La colline du Mormont, c’est un point de vue magnifique sur les chaînes alpine et jurassienne. Mais c’est surtout l’une des plus belles surprises archéologiques de ce début de siècle en Suisse. Un peu plus de trois ans après la découverte d’un vaste sanctuaire celtique du Ier siècle av. J.-C., le site surplombant Eclépens fait l’objet d’un premier bilan: une plaquette de 16 pages, publiée cette semaine par les chercheurs.
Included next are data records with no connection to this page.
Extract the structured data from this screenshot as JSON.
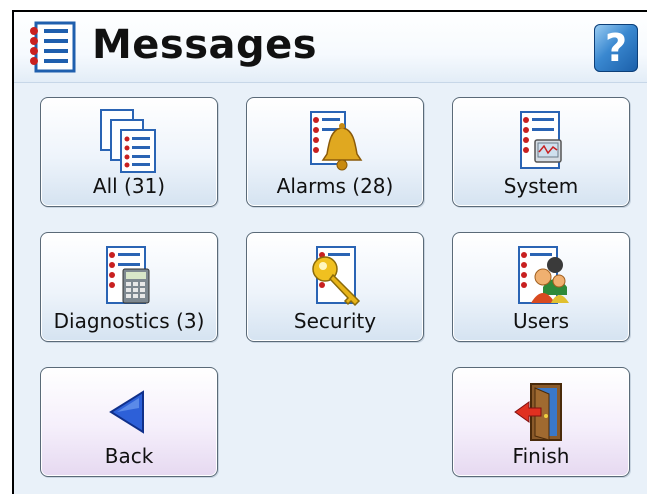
{
  "window": {
    "title": "Messages",
    "help_label": "?"
  },
  "tiles": [
    {
      "label": "All (31)",
      "icon": "all-messages-icon"
    },
    {
      "label": "Alarms (28)",
      "icon": "alarm-bell-icon"
    },
    {
      "label": "System",
      "icon": "system-icon"
    },
    {
      "label": "Diagnostics (3)",
      "icon": "diagnostics-calculator-icon"
    },
    {
      "label": "Security",
      "icon": "security-key-icon"
    },
    {
      "label": "Users",
      "icon": "users-icon"
    }
  ],
  "nav": {
    "back_label": "Back",
    "finish_label": "Finish"
  },
  "colors": {
    "accent": "#2f7bc8",
    "back_arrow": "#1f4fc4",
    "tile_border": "#5a6a78"
  }
}
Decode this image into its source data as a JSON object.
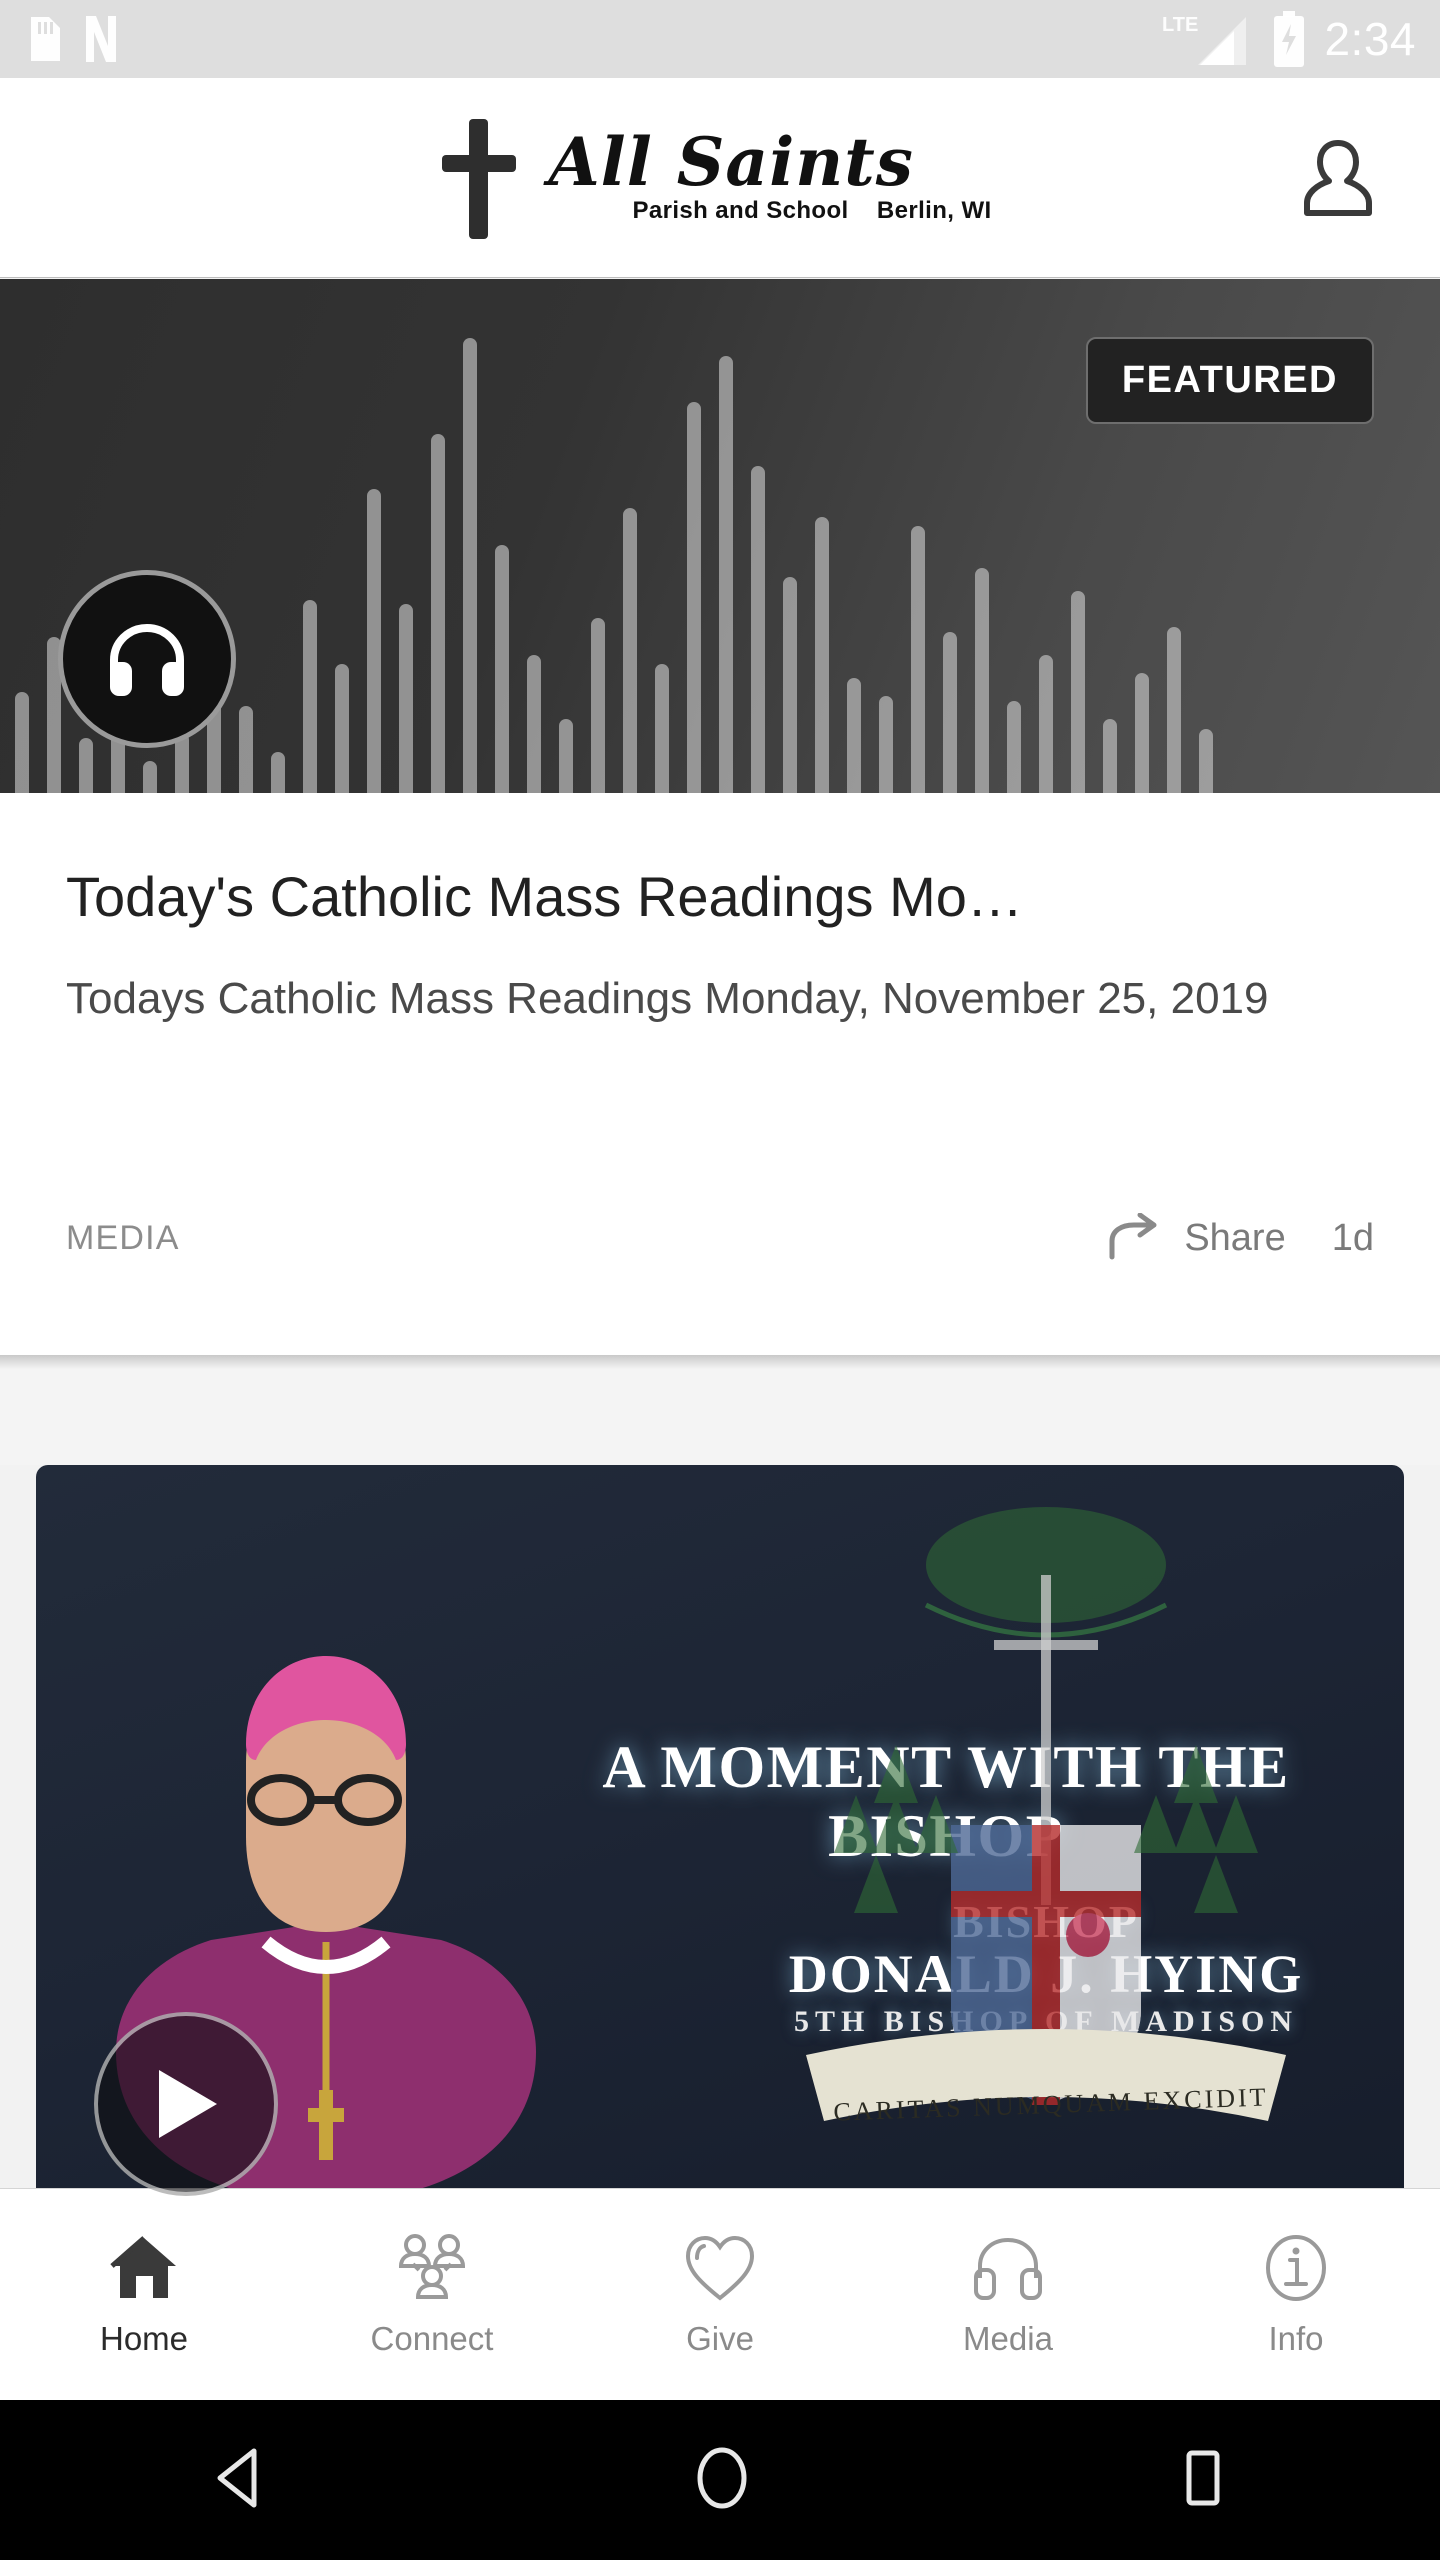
{
  "statusbar": {
    "time": "2:34",
    "network_label": "LTE",
    "icons": [
      "sd-card-icon",
      "netflix-n-icon",
      "lte-signal-icon",
      "battery-charging-icon"
    ]
  },
  "header": {
    "logo_script": "All Saints",
    "logo_subtitle": "Parish and School    Berlin, WI",
    "cross_icon": "cross-icon",
    "profile_icon": "profile-person-icon"
  },
  "featured": {
    "badge": "FEATURED",
    "media_icon": "headphones-icon",
    "waveform": [
      22,
      34,
      12,
      26,
      7,
      13,
      30,
      19,
      9,
      42,
      28,
      66,
      41,
      78,
      99,
      54,
      30,
      16,
      38,
      62,
      28,
      85,
      95,
      71,
      47,
      60,
      25,
      21,
      58,
      35,
      49,
      20,
      30,
      44,
      16,
      26,
      36,
      14
    ]
  },
  "post": {
    "title": "Today's Catholic Mass Readings Mo…",
    "description": "Todays Catholic Mass Readings Monday, November 25, 2019",
    "category": "MEDIA",
    "share_label": "Share",
    "share_icon": "share-arrow-icon",
    "age": "1d"
  },
  "video_post": {
    "play_icon": "play-icon",
    "overlay_title": "A MOMENT WITH THE BISHOP",
    "overlay_bishop_label": "BISHOP",
    "overlay_bishop_name": "DONALD J. HYING",
    "overlay_bishop_rank": "5TH BISHOP OF MADISON",
    "overlay_motto": "CARITAS NUMQUAM EXCIDIT"
  },
  "tabbar": {
    "items": [
      {
        "label": "Home",
        "icon": "home-icon",
        "active": true
      },
      {
        "label": "Connect",
        "icon": "people-group-icon",
        "active": false
      },
      {
        "label": "Give",
        "icon": "heart-icon",
        "active": false
      },
      {
        "label": "Media",
        "icon": "headphones-icon",
        "active": false
      },
      {
        "label": "Info",
        "icon": "info-circle-icon",
        "active": false
      }
    ]
  },
  "android_nav": {
    "back_icon": "back-triangle-icon",
    "home_icon": "home-circle-icon",
    "recents_icon": "recents-square-icon"
  },
  "colors": {
    "status_bar_bg": "#dedede",
    "card_bg": "#ffffff",
    "page_bg": "#f4f4f4",
    "badge_bg": "#222222",
    "active_tab": "#2b2b2b",
    "inactive_tab": "#8a8a8a",
    "video_bg": "#1d2535"
  }
}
Un document largement illustré, qui dresse un premier portrait de ce lieu de culte hors du commun, qui est loin d’avoir tout dit de ses secrets.
Découvert en 2006, le sanctuaire du Mormont jouit aujourd’hui d’une renommée internationale. Et pour cause: il livre une photographie inédite des pratiques cultuelles du peuple celte des Helvètes. Il apparaît que, en l’espace d’une génération, ces derniers y ont creusé des centaines de fosses profondes de 3 à 5?mètres, pour une utilisation à caractère rituel. Au fond, une mine d’or pour archéologues: ossements humains ou animaux, céramiques, meules, bijoux ou objets en métal déposés intentionnellement, parfois même mis en scène. «Peut-être pour invoquer des divinités en relation avec le monde agricole», avance Gilbert Kaenel, directeur du Musée cantonal d’archéologie et d’histoire, en conférence samedi au Musée romain d’Avenches.
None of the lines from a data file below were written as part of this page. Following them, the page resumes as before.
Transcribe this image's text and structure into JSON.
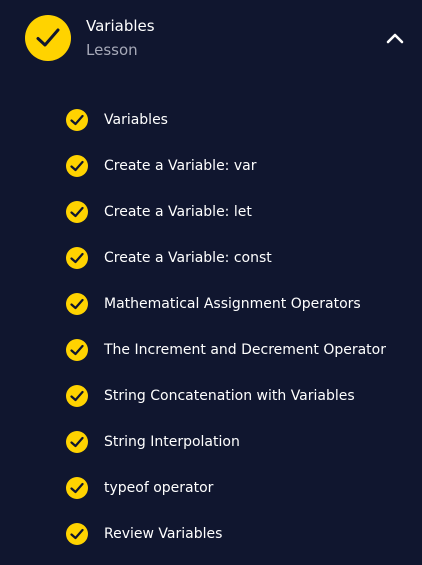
{
  "colors": {
    "background": "#10162f",
    "check_fill": "#ffd300",
    "check_mark": "#10162f",
    "title_text": "#ffffff",
    "subtitle_text": "#a6a9b8"
  },
  "header": {
    "title": "Variables",
    "subtitle": "Lesson",
    "status_icon": "check-circle-icon",
    "toggle_icon": "chevron-up-icon"
  },
  "items": [
    {
      "label": "Variables",
      "icon": "check-circle-icon"
    },
    {
      "label": "Create a Variable: var",
      "icon": "check-circle-icon"
    },
    {
      "label": "Create a Variable: let",
      "icon": "check-circle-icon"
    },
    {
      "label": "Create a Variable: const",
      "icon": "check-circle-icon"
    },
    {
      "label": "Mathematical Assignment Operators",
      "icon": "check-circle-icon"
    },
    {
      "label": "The Increment and Decrement Operator",
      "icon": "check-circle-icon"
    },
    {
      "label": "String Concatenation with Variables",
      "icon": "check-circle-icon"
    },
    {
      "label": "String Interpolation",
      "icon": "check-circle-icon"
    },
    {
      "label": "typeof operator",
      "icon": "check-circle-icon"
    },
    {
      "label": "Review Variables",
      "icon": "check-circle-icon"
    }
  ]
}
Des centaines de fosses intactes
Mais que contenaient les récipients enterrés? Dans quel contexte avaient lieu les enfouissements? Les corps humains «manipulés» et brûlés retrouvés sur le site avaient-ils été sacrifiés? Et mangés? Traduire le langage rituel crypté des trouvailles du Mormont est le défi que relève, en marge des campagnes de fouilles, un collectif d’archéologues et de spécialistes. Leur avantage, ils disposent ici de centaines de fosses intactes, dont aucun détail n’échappera aux techniques de fouilles actuelles.
Auront-ils l’occasion de poursuivre leur travail dans de bonnes conditions? L’entreprise Archéodunum, chargée de fouiller le site, n’a pu prolonger la campagne au-delà du mois d’août. Motif: le budget cantonal alloué pour 2009 était épuisé. Le chantier devra donc rouvrir ses portes au printemps 2010. Or le temps presse: la société Holcim, qui exploite le calcaire de la colline sous le gisement celtique, a planifié l’extension de son activité dans ce secteur dès 2011.
Le Mormont. Un sanctuaire des Helvètes en terre vaudoise vers 100 av. J.-C.
16 pages, disponible dès aujourd’hui au Musée d’archéologie et d’histoire, au Palais de Rumine à Lausanne.